Abstract: Alzheimer’s disease (AD) is the most prevalent form of dementia and soluble amyloid beta (Abeta) oligomers are thought to play a critical role in AD pathogenesis. Cellular prion protein (PrPC) is a high-affinity receptor for Abeta oligomers and mediates some of their toxic effects. The N-terminal region of PrPC can interact with Abeta, particularly the region encompassing residues 95–110. In this study, we identified a soluble and unstructured prion-derived peptide (PrP107–120) that is external to this region of the sequence and was found to successfully reduce the mitochondrial impairment, intracellular ROS generation and cytosolic Ca2+ uptake induced by oligomeric Abeta42 ADDLs in neuroblastoma SH-SY5Y cells.
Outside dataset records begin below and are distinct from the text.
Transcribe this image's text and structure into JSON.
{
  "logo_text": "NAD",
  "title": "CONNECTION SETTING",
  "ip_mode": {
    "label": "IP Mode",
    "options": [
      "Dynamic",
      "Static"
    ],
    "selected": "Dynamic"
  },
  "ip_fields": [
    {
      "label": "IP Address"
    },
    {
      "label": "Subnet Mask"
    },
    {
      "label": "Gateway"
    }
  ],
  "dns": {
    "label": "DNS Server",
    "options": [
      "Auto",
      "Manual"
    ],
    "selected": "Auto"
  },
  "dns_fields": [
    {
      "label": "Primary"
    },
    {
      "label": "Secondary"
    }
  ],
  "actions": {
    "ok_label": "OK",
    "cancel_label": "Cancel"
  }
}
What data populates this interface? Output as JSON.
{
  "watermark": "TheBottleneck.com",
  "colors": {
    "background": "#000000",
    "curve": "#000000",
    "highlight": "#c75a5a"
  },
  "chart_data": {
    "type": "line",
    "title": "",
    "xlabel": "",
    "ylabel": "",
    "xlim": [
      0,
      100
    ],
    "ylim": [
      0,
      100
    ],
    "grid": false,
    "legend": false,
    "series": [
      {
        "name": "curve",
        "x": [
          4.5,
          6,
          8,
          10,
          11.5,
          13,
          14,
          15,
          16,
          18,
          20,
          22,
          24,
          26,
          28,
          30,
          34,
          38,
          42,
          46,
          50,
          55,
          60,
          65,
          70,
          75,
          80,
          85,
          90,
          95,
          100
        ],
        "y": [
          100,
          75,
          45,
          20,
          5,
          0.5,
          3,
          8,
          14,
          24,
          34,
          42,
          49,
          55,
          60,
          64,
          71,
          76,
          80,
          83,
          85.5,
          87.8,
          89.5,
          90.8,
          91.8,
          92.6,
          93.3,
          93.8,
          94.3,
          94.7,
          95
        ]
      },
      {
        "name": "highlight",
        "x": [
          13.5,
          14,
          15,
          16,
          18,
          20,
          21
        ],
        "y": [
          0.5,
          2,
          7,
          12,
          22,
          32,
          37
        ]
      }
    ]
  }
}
PrP107–120 was also found to rescue SH-SY5Y cells from Abeta42 ADDL internalization. The peptide did not change the structure and aggregation pathway of Abeta42 ADDLs, did not show co-localization with Abeta42 ADDLs in the cells and showed a partial colocalization with the endogenous cellular PrPC. As a sequence region that is not involved in Abeta binding but in PrP self-recognition, the peptide was suggested to protect against the toxicity of Abeta42 oligomers by interfering with cellular PrPC and/or activating a signaling that protected the cells. These results strongly suggest that PrP107–120 has therapeutic potential for AD.